Be it the colonial structure of their organization or their different dances performed to convey the location of food, these tiny black and yellow creatures never fail to amaze us with their way of living.
A quick look at the scientific experiment
Over the past decades, zoologists and scientists curious about the study of animal behavior have always delved into the depths to investigate about the behavioral patterns of fishes, chimps, birds and other organisms of the Kingdom Animalia. But not much is explored about the residents of the Phylum Arthropoda, which happens to be the phylum with the largest number of inhabitants in the Animal Kingdom.
The recent scientific experiment, however, is an effort in this direction.
During the total solar eclipse of 21 August 2017, research scientists of the University of Missouri decided to plunge into interpreting the behavioral pattern of honey bees.
They took the benefit of citizen science and approximately 400 scientists including citizen scientists and students organized 16 acoustic monitoring systems that covered three US states namely Oregon, Idaho, and Missouri completely.
The step up was laid down to record and listen to any buzzing.
The system was equipped with tiny USB microphones and had been recently field tested by Candace Galen, a biologist at the University of Missouri, during the research on pollination activity through listening to bee buzz.
The system was set up in an area that was completely isolated from human influence so according to the research team, it seemed to be the ideal match combined with an optimum amount of light and temperature.

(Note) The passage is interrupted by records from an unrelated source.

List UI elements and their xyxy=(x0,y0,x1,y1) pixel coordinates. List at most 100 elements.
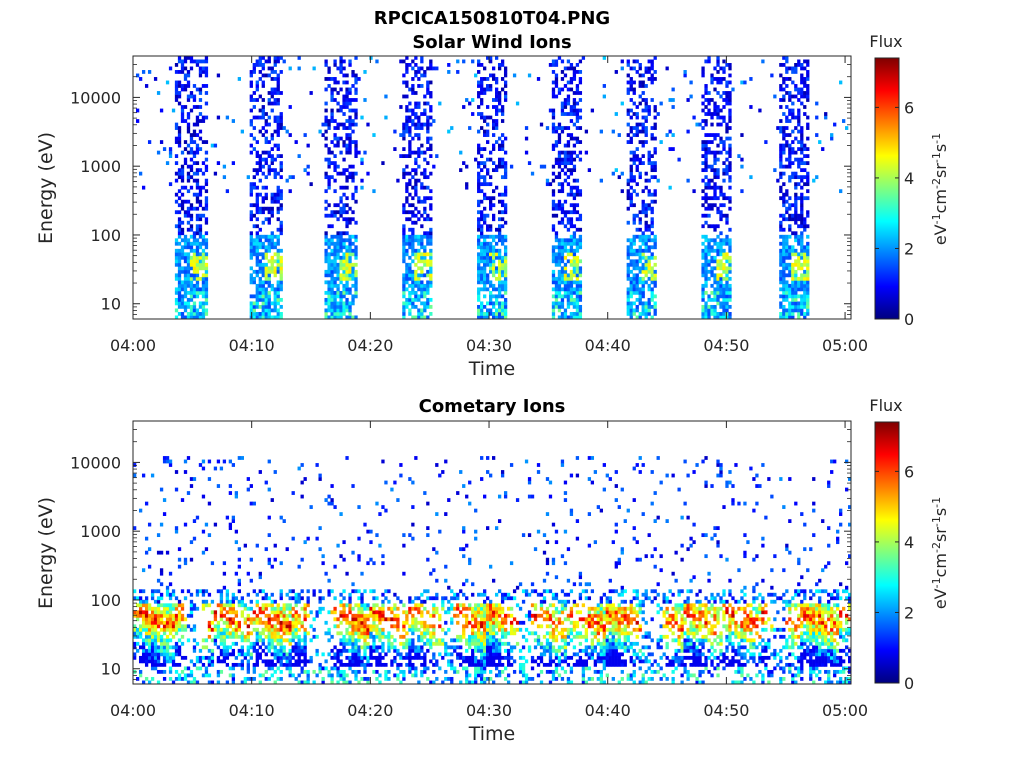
heatmap-cell xyxy=(644,241,648,246)
heatmap-cell xyxy=(782,182,786,187)
heatmap-cell xyxy=(339,136,343,141)
heatmap-cell xyxy=(177,231,182,236)
heatmap-cell xyxy=(626,178,630,183)
heatmap-cell xyxy=(270,673,274,678)
heatmap-cell xyxy=(785,273,789,278)
heatmap-cell xyxy=(228,484,233,488)
heatmap-cell xyxy=(285,627,289,632)
heatmap-cell xyxy=(791,266,795,271)
heatmap-cell xyxy=(330,287,334,292)
heatmap-cell xyxy=(791,161,795,166)
heatmap-cell xyxy=(728,178,732,183)
heatmap-cell xyxy=(297,620,301,625)
heatmap-cell xyxy=(489,280,493,285)
heatmap-cell xyxy=(204,189,209,194)
heatmap-cell xyxy=(153,648,158,653)
heatmap-cell xyxy=(719,248,723,253)
heatmap-cell xyxy=(300,620,304,625)
heatmap-cell xyxy=(249,641,253,646)
heatmap-cell xyxy=(704,266,708,271)
heatmap-cell xyxy=(174,87,179,92)
heatmap-cell xyxy=(201,603,206,608)
heatmap-cell xyxy=(728,80,732,85)
heatmap-cell xyxy=(204,203,209,208)
heatmap-cell xyxy=(288,631,292,636)
heatmap-cell xyxy=(447,63,451,67)
heatmap-cell xyxy=(803,262,807,267)
heatmap-cell xyxy=(273,59,277,64)
heatmap-cell xyxy=(195,641,200,646)
heatmap-cell xyxy=(258,94,262,99)
heatmap-cell xyxy=(405,248,409,253)
heatmap-cell xyxy=(198,119,203,123)
heatmap-cell xyxy=(267,648,271,653)
heatmap-cell xyxy=(150,648,155,653)
heatmap-cell xyxy=(632,133,636,137)
heatmap-cell xyxy=(174,252,179,257)
heatmap-cell xyxy=(198,589,203,594)
heatmap-cell xyxy=(569,112,574,116)
heatmap-cell xyxy=(797,287,801,292)
heatmap-cell xyxy=(291,627,295,632)
heatmap-cell xyxy=(572,301,577,306)
heatmap-cell xyxy=(587,168,592,173)
heatmap-cell xyxy=(572,241,577,246)
heatmap-cell xyxy=(192,266,197,271)
heatmap-cell xyxy=(560,203,565,208)
heatmap-cell xyxy=(429,297,433,302)
heatmap-cell xyxy=(351,241,355,246)
heatmap-cell xyxy=(740,157,744,162)
heatmap-cell xyxy=(180,617,185,622)
heatmap-cell xyxy=(336,108,340,113)
heatmap-cell xyxy=(234,627,239,632)
heatmap-cell xyxy=(294,634,298,639)
heatmap-cell xyxy=(186,164,191,169)
heatmap-cell xyxy=(641,73,645,78)
heatmap-cell xyxy=(408,178,412,183)
heatmap-cell xyxy=(201,185,206,190)
heatmap-cell xyxy=(156,150,161,155)
heatmap-cell xyxy=(255,652,259,657)
heatmap-cell xyxy=(345,308,349,313)
heatmap-cell xyxy=(231,603,236,608)
heatmap-cell xyxy=(704,301,708,306)
heatmap-cell xyxy=(201,70,206,74)
heatmap-cell xyxy=(261,220,265,225)
heatmap-cell xyxy=(554,259,559,264)
heatmap-cell xyxy=(803,196,807,201)
heatmap-cell xyxy=(267,234,271,239)
heatmap-cell xyxy=(489,175,493,180)
heatmap-cell xyxy=(644,98,648,102)
heatmap-cell xyxy=(243,676,247,681)
heatmap-cell xyxy=(345,168,349,173)
heatmap-cell xyxy=(779,220,783,225)
heatmap-cell xyxy=(414,115,418,120)
heatmap-cell xyxy=(429,108,433,113)
heatmap-cell xyxy=(695,122,699,127)
heatmap-cell xyxy=(420,213,424,218)
heatmap-cell xyxy=(249,255,253,260)
heatmap-cell xyxy=(177,56,182,60)
heatmap-cell xyxy=(141,599,146,604)
heatmap-cell xyxy=(417,199,421,204)
heatmap-cell xyxy=(411,297,415,302)
heatmap-cell xyxy=(480,84,484,88)
heatmap-cell xyxy=(153,662,158,667)
heatmap-cell xyxy=(162,655,167,660)
heatmap-cell xyxy=(492,203,496,208)
heatmap-cell xyxy=(806,63,810,67)
heatmap-cell xyxy=(333,304,337,309)
heatmap-cell xyxy=(210,652,215,657)
heatmap-cell xyxy=(477,238,481,243)
heatmap-cell xyxy=(351,269,355,274)
heatmap-cell xyxy=(477,259,481,264)
heatmap-cell xyxy=(426,101,430,106)
heatmap-cell xyxy=(503,308,508,313)
heatmap-cell xyxy=(725,266,729,271)
heatmap-cell xyxy=(324,77,328,81)
heatmap-cell xyxy=(192,122,197,127)
heatmap-cell xyxy=(258,245,262,250)
heatmap-cell xyxy=(713,259,717,264)
heatmap-cell xyxy=(707,297,711,302)
heatmap-cell xyxy=(162,498,167,502)
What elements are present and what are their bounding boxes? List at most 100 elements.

The experience during the big solar occurrence
While mankind was marveling the serenity of the mega event and was spellbound by the event, bees went completely in hushed mode.
After the ending of the mega occurrence, all the systems were relocated to Galen's lab to check on the buzz data. The time was matched with the time of the solar eclipse to listen to the recorded voice of bees.
"We anticipated, based on the smattering of reports in the literature, that bee activity would drop as light dimmed during the eclipse and would reach a minimum at totality," Galen said. "But, we had not expected that the change would be so abrupt, that bees would continue flying up until totality and only then stop, completely. It was like 'lights out' at summer camp! That surprised us."
Across all the 16 locations, just one single, lonely bee buzz was recorded during the eclipse's totality.
But the events before and after the eclipse was also pretty intriguing as the bees flew for longer, which according to the biologist depicted as a lower speed of flight. This behavior seems to be a likely elucidation that bees tend to fly at a reduced velocity while returning to their home at dusk.
The findings of this research are published in the journal Annals of the Entomological Society of America.